Kolejna część Pamiętnika gotowa. MIłęj lektury

Byłem, zdaje mi się, w najzimniejszym miejscu na ziemi. I wcale nie mam na myśli temperatury. To był szary pochmurny dzień, słońce czasem tylko wychylało się zza gęstych białych zasłon by przez chwilę bladym wzrokiem popatrzyć na góry Arszan. To było smutne miejsce. Tu zgasło światło. A jednak cieszę się, że tam byłem. Przeszło 2000 km na zachód od Błagowieszczeńska znajduje się Irkuck.
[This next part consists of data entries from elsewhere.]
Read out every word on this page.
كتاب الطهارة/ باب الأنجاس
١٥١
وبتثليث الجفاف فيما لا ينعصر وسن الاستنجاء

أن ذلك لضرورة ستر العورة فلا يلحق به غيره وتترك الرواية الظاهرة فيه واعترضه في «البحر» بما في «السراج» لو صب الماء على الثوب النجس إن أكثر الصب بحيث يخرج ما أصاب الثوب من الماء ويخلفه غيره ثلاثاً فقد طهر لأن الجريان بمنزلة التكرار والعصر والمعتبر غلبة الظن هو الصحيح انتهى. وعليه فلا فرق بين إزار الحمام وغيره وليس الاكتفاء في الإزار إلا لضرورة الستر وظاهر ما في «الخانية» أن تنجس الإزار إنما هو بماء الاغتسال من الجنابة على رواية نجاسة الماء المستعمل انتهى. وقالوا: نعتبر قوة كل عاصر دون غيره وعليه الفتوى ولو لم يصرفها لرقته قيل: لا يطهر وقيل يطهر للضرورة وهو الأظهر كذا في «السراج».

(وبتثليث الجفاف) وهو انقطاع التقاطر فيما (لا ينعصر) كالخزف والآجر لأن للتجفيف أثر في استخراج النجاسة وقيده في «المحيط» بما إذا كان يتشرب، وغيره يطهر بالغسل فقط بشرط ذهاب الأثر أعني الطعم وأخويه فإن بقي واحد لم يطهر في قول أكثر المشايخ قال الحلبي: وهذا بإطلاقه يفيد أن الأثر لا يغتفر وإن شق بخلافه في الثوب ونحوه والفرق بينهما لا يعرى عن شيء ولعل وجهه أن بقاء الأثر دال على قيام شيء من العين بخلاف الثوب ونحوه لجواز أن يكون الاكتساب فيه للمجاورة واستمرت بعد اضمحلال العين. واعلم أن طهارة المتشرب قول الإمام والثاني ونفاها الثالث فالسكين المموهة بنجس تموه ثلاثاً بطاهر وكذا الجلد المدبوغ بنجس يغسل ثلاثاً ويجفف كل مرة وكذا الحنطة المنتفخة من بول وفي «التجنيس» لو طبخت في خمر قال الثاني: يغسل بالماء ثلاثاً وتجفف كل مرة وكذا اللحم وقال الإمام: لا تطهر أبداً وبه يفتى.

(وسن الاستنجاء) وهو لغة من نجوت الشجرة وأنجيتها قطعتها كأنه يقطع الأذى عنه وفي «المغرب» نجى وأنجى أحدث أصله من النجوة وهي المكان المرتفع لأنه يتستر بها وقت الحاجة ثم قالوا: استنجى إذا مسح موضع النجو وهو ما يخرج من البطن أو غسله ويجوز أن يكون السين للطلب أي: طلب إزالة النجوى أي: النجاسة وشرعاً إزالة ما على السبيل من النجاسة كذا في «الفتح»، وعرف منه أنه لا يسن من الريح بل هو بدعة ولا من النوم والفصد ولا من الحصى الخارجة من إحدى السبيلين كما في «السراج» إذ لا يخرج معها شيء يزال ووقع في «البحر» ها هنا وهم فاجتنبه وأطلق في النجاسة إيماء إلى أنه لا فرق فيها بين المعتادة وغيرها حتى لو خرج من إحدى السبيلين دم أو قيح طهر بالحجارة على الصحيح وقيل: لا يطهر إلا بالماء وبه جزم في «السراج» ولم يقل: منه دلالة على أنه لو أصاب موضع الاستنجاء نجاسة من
Miasto, stolica naszej diecezji, położone u stóp ogromnego jeziora Bajkał. Tam spędzałem swoje tzw. Wakacje, i stamtąd udaliśmy się ze współbraćmi do Arszan – to coś jak nasze Polskie Zakopane – ściśnięte lodem i mrozem niegościnne szczyty majestatycznych gór, z bladego nieba spoglądające ostrym, chłodnym wzrokiem na gładką jak stół równinę u ich stóp. Tam prości ludzie wybudowali swoje małe, karłowate domki, osłonięte i śmiesznymi powyginanymi płotami. Buriacja ... tak nazywa się ta kraina, niscy ludzie o skośnych oczach i okrągłych jakby opuchniętych twarzach, znaleźli tu swój dom. Tu jest ich ojczyzna. Arszan jest cichym miejscem. Brak tam tłumów i parkingów, byłem jedyną osobą która robiła tam zdjęcia, kilka straganów gdzie sprzedaje się mongolską odzież i żywicę ... która podobno leczy zęby. Śnieg, wiatr, cisza, samotna kobieta siedząca na zamarzniętej ławce, czekająca na ... próbowała sprzedać jakieś zioła ... ilu tu może być potencjalnych klientów ? ... czterech na dzień ? ... nie wiem, nie wyglądało na więcej. Małe, bardzo małe co ja mówię malusieńkie domki jakby zlepione z plasteliny, szare, gdzieniegdzie tylko obite jakby blachą, czarne, liche ... i okiennice – zawsze zielone, blado zielone, takie milczące. A pomiędzy tymi wioseczkami, rozrzuconymi jak groch co kilkanaście kilometrów chodzą milcząco stada krów o grubej, pofałdowanej sierści, grzebiąc w śniegu białymi kopytami, żując twardą, od mrozu sztywną trawę. Nikt ich nie pilnuje. Ponoć same na noc wracają do zagród.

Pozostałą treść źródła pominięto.